This paper concerns the relationship between recent CJEU case law and the Anti-Tax Avoidance Directive as regards the controlled foreign company rules (CFC rules). This area of tax law has been so far affected by the law of the European Union only within the negative integration.
Thus, CJEU's decisions played a crucial role and gradually established conditions for the application of member states's domestic CFC rules in order to apply these rules consistently with economic freedoms enshrined by the Treaty on Functioning of the European Union. This approach was changed by the enactment of the Anti Tax Avoidance Directive which itself lays down CFC rules and provides for minimum standard of member states's CFC regulation (for those member states that had had CFC rules in their tax legislation and also those states that had to transpose them as a completely new tax measure).

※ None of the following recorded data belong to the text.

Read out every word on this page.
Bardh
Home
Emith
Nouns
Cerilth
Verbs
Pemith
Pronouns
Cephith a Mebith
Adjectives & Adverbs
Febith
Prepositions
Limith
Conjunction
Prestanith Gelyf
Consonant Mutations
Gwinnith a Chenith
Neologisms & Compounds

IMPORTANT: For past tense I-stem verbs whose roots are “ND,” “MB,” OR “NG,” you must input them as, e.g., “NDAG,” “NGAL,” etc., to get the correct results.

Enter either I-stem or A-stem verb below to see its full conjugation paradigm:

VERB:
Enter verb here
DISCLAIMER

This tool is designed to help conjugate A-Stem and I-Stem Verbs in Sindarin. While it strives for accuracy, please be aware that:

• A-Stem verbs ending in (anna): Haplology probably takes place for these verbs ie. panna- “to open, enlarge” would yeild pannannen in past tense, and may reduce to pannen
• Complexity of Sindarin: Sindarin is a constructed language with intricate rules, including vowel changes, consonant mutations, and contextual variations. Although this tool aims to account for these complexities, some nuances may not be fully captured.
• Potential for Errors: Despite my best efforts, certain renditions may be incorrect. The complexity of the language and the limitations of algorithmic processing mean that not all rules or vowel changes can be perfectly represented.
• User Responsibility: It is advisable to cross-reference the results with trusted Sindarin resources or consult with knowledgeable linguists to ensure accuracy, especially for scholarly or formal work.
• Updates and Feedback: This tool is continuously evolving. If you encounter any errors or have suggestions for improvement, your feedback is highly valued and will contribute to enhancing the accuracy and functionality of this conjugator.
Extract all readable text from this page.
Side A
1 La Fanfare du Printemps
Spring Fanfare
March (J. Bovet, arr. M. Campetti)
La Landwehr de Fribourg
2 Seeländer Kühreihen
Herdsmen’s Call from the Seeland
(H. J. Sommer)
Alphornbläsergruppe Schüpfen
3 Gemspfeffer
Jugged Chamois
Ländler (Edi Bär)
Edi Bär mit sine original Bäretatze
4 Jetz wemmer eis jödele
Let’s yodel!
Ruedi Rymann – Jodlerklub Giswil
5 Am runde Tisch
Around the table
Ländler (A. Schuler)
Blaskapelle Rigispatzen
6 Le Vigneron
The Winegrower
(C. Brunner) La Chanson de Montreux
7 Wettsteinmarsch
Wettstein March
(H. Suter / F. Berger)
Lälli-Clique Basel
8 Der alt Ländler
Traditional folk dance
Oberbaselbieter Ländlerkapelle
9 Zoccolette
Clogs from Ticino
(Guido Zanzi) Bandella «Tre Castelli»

The objective of this paper is to consider a relevance of CJEU's case law concerning CFC rules enacted before introduction of the Anti Tax Avoidance Directive. In order to identify questionable areas, the following legal instruments are analysed and compared: the outputs of the project BEPS carried out by the OECD, especially the Action 3 Designing Effective Controlled Foreign Company Rules, CFC rules laid down in the article 7 of the Anti-Tax Avoidance Directive and CJEU's case law concerning CFC rules.
The analysis and evaluation of the CJEU's case law and its relevance to the Anti-Tax Avoidance Directive is necessary for the purpose of future interpretation and application of member states's domestic CFC rules transposed or adjusted on the basis of the Anti Tax Avoidance Directive.